The 14th is the final par-3 and just in case we thought the wind was difficult enough, the rain now throws itself at us from every direction. It’s like playing golf in a washing machine. Another bogey.
The 15th and 17th play right back into the wind. And the rain. Exhaustion is also playing a part. Both par-4s stretching beyond 400 yards I feel lucky to scrape a double bogey-6 at the former and a triple-bogey-7 at the latter, tacking across the fairways like a dinghy in a storm.
In-between the shorter par-4 16th offers respite with a bogey courtesy of a good chip after three shots played (not on purpose) under the wind.
The 18th is long. Very long. 528 yards long. And in the wind it feels at least twice that. There are a lot of bunkers too. Lots and lots of them. No-one likes to close a round with a double-bogey 7 but it could easily have been worse.
Describe Royal County Down in a sentence #AmgenIrishOpenpic.twitter.com/UJb9dDzl7i
— DP World Tour (@DPWorldTour) September 10, 2024
So, 90 blows on the par-71 and, despite limping home (literally and metaphorically), I've rarely felt happier. Royal County Down is everything you've been told.

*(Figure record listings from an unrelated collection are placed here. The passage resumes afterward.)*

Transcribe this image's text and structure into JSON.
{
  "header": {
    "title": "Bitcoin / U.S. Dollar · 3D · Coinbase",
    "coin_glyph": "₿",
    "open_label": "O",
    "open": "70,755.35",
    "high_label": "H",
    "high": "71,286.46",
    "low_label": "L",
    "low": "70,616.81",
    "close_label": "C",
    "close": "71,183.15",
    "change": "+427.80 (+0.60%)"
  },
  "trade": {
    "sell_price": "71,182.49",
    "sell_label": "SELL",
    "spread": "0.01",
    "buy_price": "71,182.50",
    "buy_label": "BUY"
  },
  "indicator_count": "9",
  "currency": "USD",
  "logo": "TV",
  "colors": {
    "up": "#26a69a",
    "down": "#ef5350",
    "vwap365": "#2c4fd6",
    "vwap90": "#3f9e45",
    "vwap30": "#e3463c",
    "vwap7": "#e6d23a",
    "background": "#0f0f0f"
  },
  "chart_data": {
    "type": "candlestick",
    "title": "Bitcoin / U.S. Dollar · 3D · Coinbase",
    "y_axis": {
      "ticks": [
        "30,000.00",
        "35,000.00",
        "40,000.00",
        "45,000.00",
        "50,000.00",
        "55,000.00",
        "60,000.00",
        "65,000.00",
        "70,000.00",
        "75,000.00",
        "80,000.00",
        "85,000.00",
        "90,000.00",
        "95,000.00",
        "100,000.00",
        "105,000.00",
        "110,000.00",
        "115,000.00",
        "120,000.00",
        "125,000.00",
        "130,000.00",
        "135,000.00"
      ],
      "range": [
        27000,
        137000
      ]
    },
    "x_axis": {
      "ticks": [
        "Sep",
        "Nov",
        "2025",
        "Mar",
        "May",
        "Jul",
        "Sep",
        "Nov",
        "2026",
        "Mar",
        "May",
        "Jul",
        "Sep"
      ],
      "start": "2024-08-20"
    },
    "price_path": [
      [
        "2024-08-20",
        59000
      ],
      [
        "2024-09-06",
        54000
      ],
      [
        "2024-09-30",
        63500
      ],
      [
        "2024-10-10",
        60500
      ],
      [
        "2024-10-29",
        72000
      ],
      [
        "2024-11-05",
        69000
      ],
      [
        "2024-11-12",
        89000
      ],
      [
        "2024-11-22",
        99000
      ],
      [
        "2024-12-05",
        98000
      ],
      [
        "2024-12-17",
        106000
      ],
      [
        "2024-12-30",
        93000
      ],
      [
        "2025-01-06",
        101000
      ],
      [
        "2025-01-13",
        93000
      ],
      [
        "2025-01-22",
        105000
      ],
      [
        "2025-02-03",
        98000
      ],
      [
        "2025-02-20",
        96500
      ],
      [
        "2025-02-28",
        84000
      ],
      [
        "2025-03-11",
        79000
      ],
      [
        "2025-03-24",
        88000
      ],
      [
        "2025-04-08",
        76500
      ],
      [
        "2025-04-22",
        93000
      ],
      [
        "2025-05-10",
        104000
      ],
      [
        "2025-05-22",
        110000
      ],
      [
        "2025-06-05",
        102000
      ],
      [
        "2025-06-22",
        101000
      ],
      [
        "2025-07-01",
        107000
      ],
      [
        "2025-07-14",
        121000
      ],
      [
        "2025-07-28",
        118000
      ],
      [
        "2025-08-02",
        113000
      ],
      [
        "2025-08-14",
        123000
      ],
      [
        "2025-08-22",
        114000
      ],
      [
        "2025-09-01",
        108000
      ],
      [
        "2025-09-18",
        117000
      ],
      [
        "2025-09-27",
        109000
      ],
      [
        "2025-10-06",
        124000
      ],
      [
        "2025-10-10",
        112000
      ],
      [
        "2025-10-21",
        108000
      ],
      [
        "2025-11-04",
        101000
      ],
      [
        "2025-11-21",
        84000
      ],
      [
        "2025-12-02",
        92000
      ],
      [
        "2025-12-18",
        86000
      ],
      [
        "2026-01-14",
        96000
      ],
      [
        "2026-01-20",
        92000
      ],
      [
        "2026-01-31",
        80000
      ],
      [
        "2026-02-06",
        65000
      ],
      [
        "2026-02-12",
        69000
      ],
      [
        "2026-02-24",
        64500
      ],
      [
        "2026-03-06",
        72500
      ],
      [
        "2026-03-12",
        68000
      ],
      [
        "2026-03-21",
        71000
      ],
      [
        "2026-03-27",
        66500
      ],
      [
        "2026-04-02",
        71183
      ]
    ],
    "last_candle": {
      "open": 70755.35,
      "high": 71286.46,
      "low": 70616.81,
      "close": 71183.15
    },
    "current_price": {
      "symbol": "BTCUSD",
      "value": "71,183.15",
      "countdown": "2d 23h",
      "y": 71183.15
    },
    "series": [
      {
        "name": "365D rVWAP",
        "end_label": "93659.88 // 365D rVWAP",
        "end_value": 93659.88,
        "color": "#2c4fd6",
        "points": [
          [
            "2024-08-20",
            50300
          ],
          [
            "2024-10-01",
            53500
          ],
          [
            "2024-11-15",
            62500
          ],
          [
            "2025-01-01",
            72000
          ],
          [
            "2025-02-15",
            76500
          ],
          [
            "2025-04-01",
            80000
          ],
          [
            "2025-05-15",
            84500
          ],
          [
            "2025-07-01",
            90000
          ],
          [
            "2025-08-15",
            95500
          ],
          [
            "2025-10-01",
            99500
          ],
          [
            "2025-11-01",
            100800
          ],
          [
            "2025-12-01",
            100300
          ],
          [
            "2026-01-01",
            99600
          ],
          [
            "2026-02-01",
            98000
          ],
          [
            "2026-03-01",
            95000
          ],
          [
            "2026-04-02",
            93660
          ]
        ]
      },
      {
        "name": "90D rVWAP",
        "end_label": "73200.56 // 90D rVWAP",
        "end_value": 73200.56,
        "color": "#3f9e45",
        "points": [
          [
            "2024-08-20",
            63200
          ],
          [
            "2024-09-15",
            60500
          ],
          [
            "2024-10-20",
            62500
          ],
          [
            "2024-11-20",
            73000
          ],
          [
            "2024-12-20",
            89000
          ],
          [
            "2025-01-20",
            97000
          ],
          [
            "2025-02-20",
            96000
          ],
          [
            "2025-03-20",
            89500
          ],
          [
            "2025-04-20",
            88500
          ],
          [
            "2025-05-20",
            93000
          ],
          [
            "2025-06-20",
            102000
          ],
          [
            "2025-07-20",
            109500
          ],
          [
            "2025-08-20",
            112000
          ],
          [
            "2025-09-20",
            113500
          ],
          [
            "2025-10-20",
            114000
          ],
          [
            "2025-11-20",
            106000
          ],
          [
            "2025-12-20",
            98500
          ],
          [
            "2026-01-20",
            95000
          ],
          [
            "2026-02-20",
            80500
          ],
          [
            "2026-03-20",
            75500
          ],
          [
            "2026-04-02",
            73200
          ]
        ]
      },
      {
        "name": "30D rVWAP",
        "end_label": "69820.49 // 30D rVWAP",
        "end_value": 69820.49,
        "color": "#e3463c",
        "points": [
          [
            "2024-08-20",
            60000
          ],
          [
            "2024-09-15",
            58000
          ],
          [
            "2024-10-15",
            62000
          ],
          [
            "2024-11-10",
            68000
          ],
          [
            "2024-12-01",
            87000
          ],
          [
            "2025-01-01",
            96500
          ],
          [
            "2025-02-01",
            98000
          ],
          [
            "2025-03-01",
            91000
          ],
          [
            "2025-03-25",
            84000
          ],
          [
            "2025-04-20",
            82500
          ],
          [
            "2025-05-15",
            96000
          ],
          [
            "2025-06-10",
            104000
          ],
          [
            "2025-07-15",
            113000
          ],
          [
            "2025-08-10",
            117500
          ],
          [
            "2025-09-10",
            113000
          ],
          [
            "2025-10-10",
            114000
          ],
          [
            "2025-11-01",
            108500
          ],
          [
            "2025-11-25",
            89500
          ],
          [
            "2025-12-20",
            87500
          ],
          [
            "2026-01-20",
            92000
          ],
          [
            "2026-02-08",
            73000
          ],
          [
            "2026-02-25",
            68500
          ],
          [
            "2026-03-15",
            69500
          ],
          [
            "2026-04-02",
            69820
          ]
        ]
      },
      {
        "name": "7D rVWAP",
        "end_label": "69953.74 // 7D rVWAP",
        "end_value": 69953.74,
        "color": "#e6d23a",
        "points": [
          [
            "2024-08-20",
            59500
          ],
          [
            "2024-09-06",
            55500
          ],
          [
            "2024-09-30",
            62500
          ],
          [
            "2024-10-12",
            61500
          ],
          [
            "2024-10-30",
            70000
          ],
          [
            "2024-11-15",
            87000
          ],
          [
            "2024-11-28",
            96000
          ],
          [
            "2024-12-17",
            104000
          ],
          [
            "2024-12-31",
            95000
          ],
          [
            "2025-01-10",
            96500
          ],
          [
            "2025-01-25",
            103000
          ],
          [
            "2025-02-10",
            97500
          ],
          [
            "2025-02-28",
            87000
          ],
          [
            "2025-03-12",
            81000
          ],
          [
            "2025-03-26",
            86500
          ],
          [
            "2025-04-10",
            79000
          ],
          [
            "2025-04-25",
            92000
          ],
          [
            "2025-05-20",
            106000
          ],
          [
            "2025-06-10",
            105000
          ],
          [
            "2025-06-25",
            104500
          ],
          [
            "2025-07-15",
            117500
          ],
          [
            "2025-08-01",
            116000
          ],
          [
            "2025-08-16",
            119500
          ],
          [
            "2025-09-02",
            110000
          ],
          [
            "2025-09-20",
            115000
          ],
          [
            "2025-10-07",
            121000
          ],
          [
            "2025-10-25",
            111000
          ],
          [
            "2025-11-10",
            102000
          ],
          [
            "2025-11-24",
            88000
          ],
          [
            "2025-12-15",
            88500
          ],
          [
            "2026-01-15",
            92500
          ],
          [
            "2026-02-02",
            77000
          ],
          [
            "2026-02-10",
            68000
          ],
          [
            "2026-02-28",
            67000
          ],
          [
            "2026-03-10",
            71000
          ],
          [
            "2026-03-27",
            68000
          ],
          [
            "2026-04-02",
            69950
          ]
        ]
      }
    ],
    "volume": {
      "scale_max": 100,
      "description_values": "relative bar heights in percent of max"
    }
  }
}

The Game of Thrones is filmed on the Northern Irish coast and the course feels like golf on that sort of scale.
The mountains are angry, the beach is widescreen, the dunes are wild, the wind is furious, the tee boxes, fairways and greens are like stage sets – the entire experience is nothing short of epic.
* You can book to play the course (on any day bar Wednesday or Saturday) but you'll need to book long before you play. It's pricey but there are deals throughout the winter.